WORKING PAPERS
I develop and estimate a model of endogenous teacher effectiveness, where both teachers and students exert effort to produce knowledge. I use rich data to estimate the model and recover flexible distributions of students' endowments, teachers' general teaching skills, and teachers’ marginal effort costs. In counterfactual analyses, I quantify the achievement gains from various teacher-to-classroom reassignment interventions. I find that these interventions can improve average student achievement and that ignoring endogenous effort adjustments can distort the distribution of gains. Additionally, I find that standard value-added specifications nested within the model have limitations in identifying effective teachers for low-performing classrooms.
Mental Health and the Early Career Dynamics of Young Men. With Cecilia Diaz-Campo, Bart Hamilton, and Hyun Soo Suh.
Do poor mental and physical health scar early career labor market trajectories? Using longitudinal data from the Household Income and Labour Dynamics in Australia (HILDA), we document the life-cycle patterns and analyze the two-way interactions between health and labor market outcomes. To address health endogeneity, we exploit exogenous life shocks as transitory shocks to identify their negative short-term effects on health. Informed by this evidence, we develop and estimate a dynamic discrete choice model with unobserved heterogeneity, allowing for correlation between health and income. Our estimates show that poor health, especially mental health, significantly reduces the likelihood of full-time employment and raises the probability of not working relative to part-time work. A strong scarring effect of mental health shocks emerges, leading to persistently weaker recovery paths and lower earnings. Our counterfactuals highlight three findings: (i) permanent health and income types jointly drive large inequality, with low types earning half as much as high types; (ii) persistent poor mental health contributes to higher earnings inequality than physical health; and (iii) transitory health and labor market shocks have long-term negative effects on labor supply choices, amplified with poor mental health.

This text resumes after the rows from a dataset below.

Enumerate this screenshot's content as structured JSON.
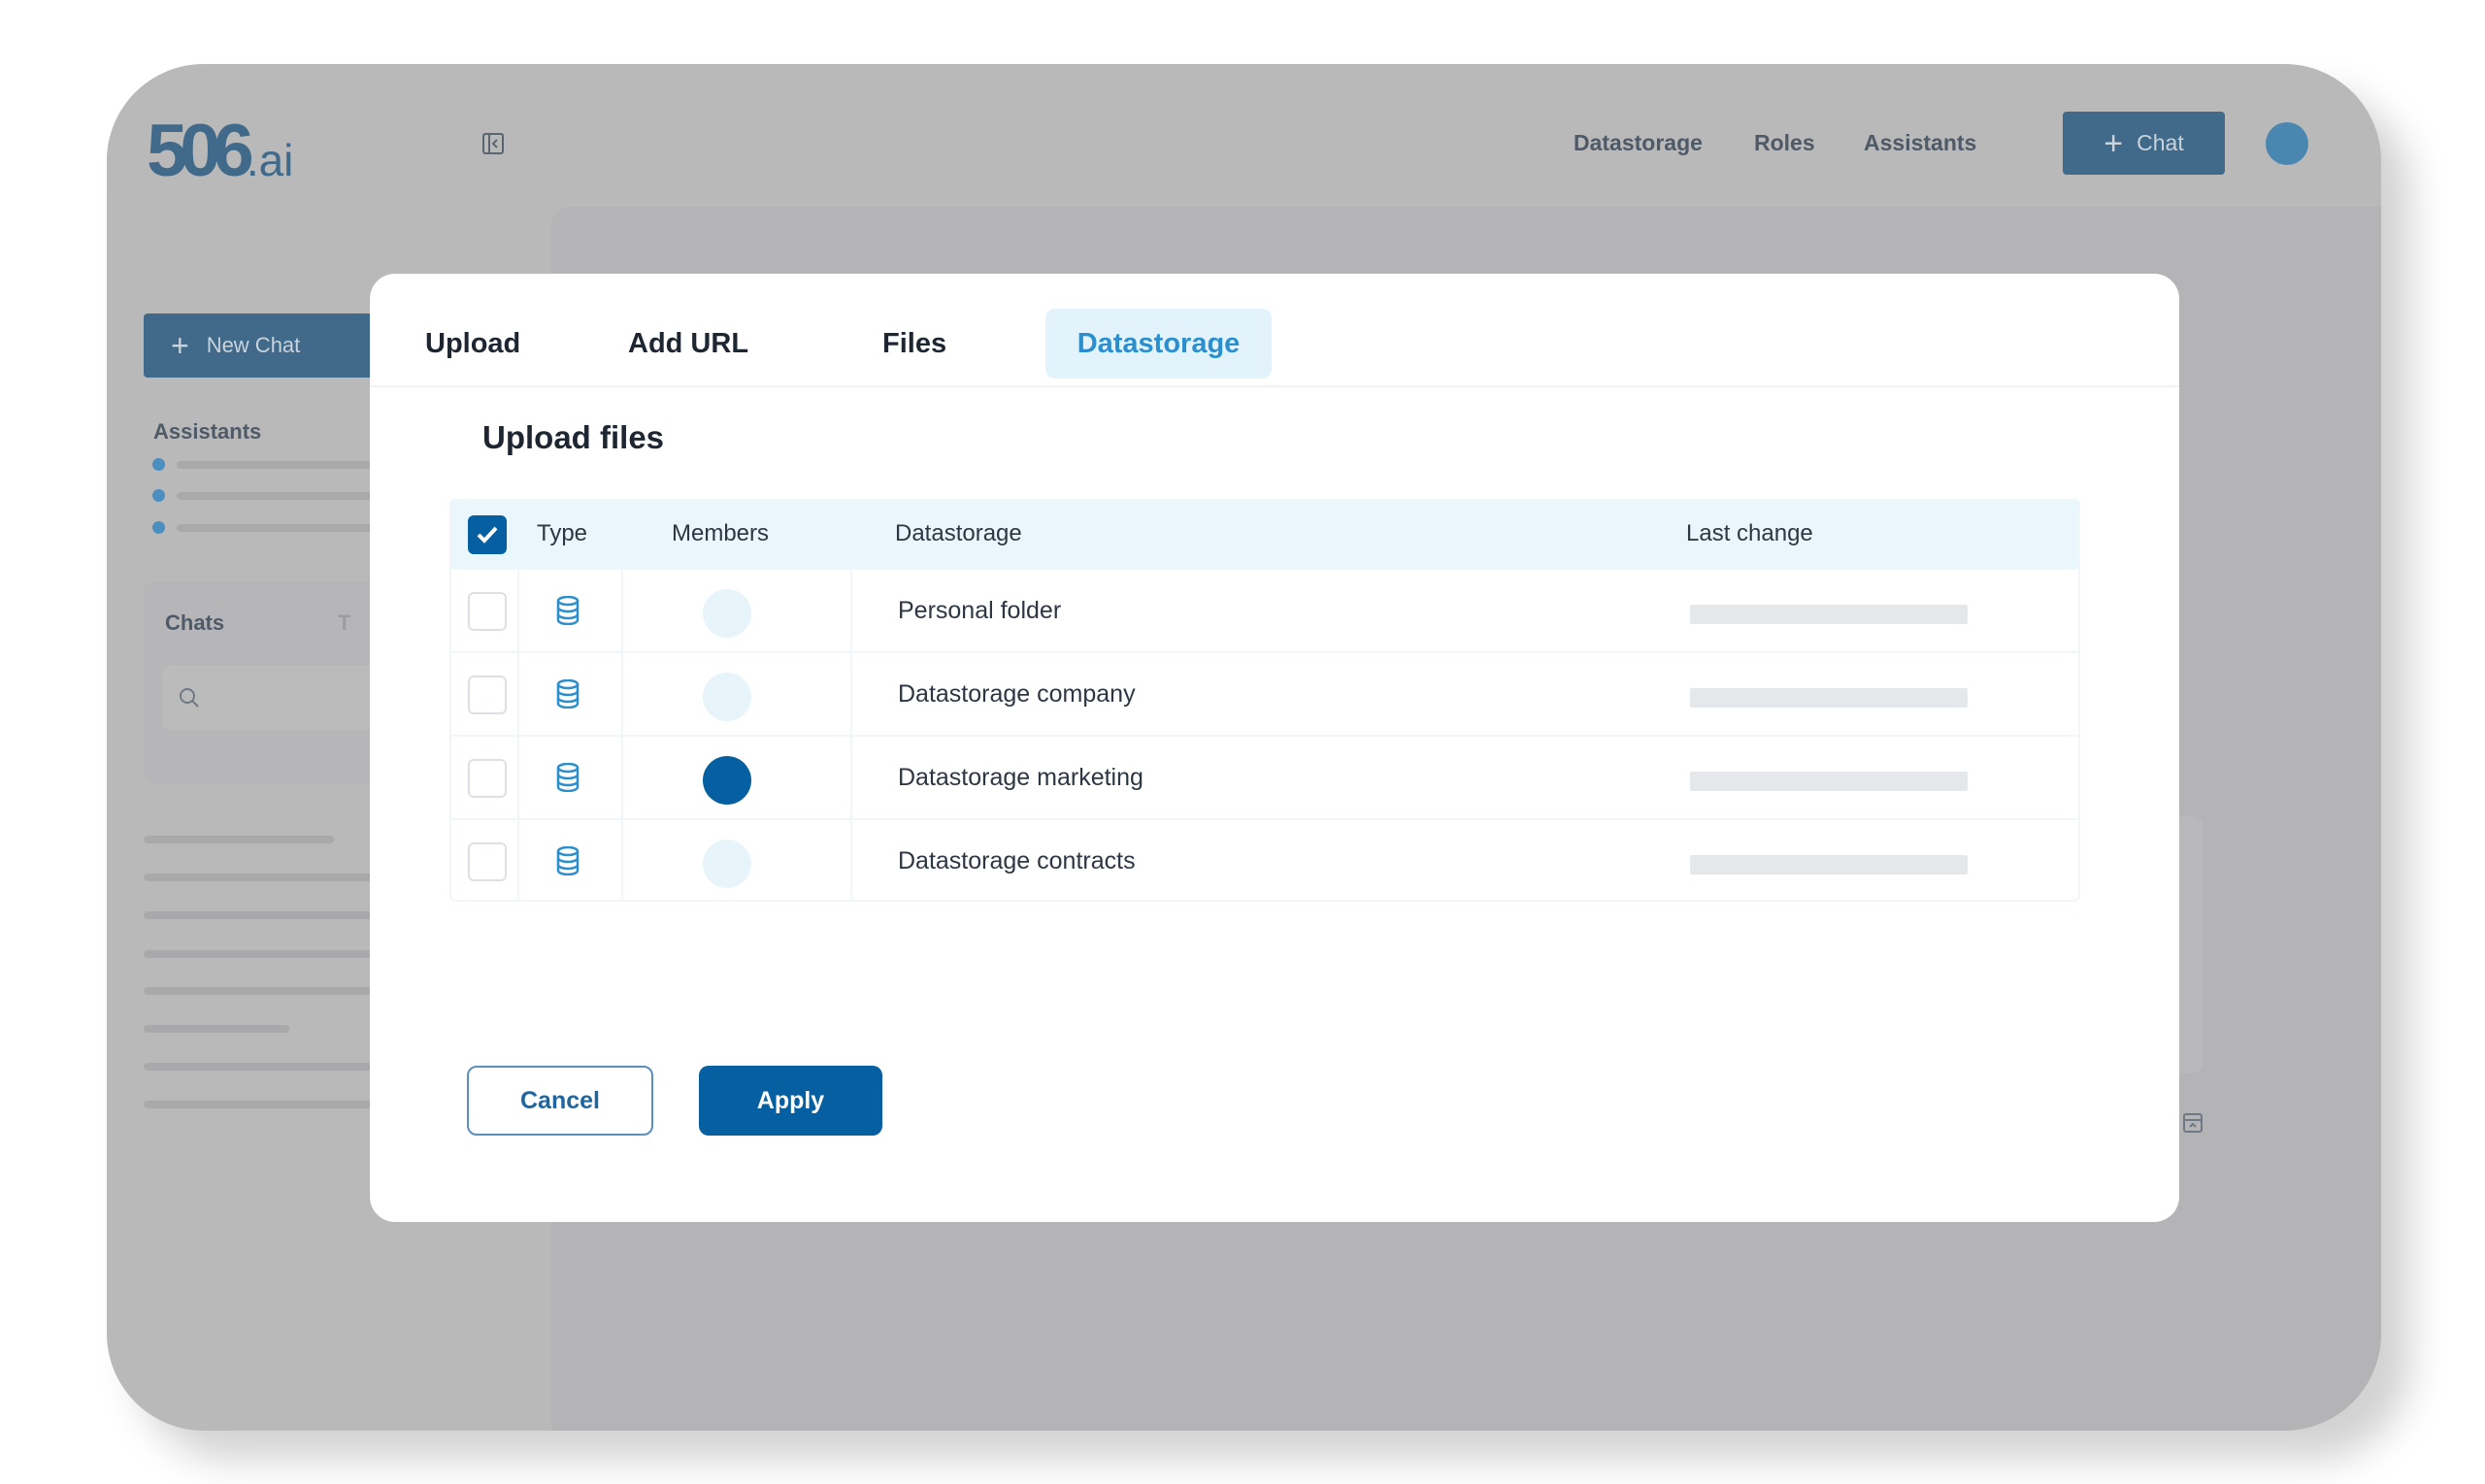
{
  "app": {
    "logo": "506",
    "logo_suffix": ".ai"
  },
  "header": {
    "nav": [
      "Datastorage",
      "Roles",
      "Assistants"
    ],
    "chat_button": "Chat"
  },
  "sidebar": {
    "new_chat": "New Chat",
    "assistants_label": "Assistants",
    "chats_label": "Chats",
    "chats_tab_partial": "T"
  },
  "modal": {
    "tabs": [
      {
        "label": "Upload",
        "active": false
      },
      {
        "label": "Add URL",
        "active": false
      },
      {
        "label": "Files",
        "active": false
      },
      {
        "label": "Datastorage",
        "active": true
      }
    ],
    "title": "Upload files",
    "table": {
      "select_all_checked": true,
      "columns": [
        "Type",
        "Members",
        "Datastorage",
        "Last change"
      ],
      "rows": [
        {
          "type": "database-icon",
          "member_active": false,
          "name": "Personal folder",
          "checked": false
        },
        {
          "type": "database-icon",
          "member_active": false,
          "name": "Datastorage company",
          "checked": false
        },
        {
          "type": "database-icon",
          "member_active": true,
          "name": "Datastorage marketing",
          "checked": false
        },
        {
          "type": "database-icon",
          "member_active": false,
          "name": "Datastorage contracts",
          "checked": false
        }
      ]
    },
    "cancel": "Cancel",
    "apply": "Apply"
  },
  "colors": {
    "primary": "#055fa0",
    "accent": "#2b8fce",
    "tab_active_bg": "#e3f3fb",
    "header_row_bg": "#e9f6fc"
  }
}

Grades, Effort, and Incentives: Modeling Student Performance within a Semester.
I develop and estimate a dynamic model of students’ academic performance and learning effort within a semester to examine how course design affects academic outcomes. The model is estimated using rich data from an Introduction to Economics course at a leading public university in Argentina, covering 2018–2025. In counterfactual exercises, I study how changes in the minimum grade required to pass the course and changes in the relative weights assigned to midterms affect students’ academic performance. Student heterogeneity is captured through latent types that differ in productivity, effort costs, knowledge persistence, and valuation of final grades. By simulating alternative grading schemes, the analysis shows how intra-semester policies can reduce achievement gaps by increasing the participation of students with low productivity but a high valuation for passing the course.
WORK IN PROGRESS
Group or Individual Teacher Bonuses? An Estimation of the Potential Gains
This paper studies how different teacher performance pay schemes would perform if optimally designed. I use publicly available data from a teacher incentive experiment in Andhra Pradesh, India, which included both individual and group piece-rate bonuses. First, I recover production and utility parameters from the control and individual-incentive treatment. I then simulate the group-incentive game to infer the likelihood that teachers play a free-riding outcome versus a cooperative (first-best) outcome. With these estimates, I evaluate counterfactual incentive structures to compare the potential gains from individual- and group-based schemes.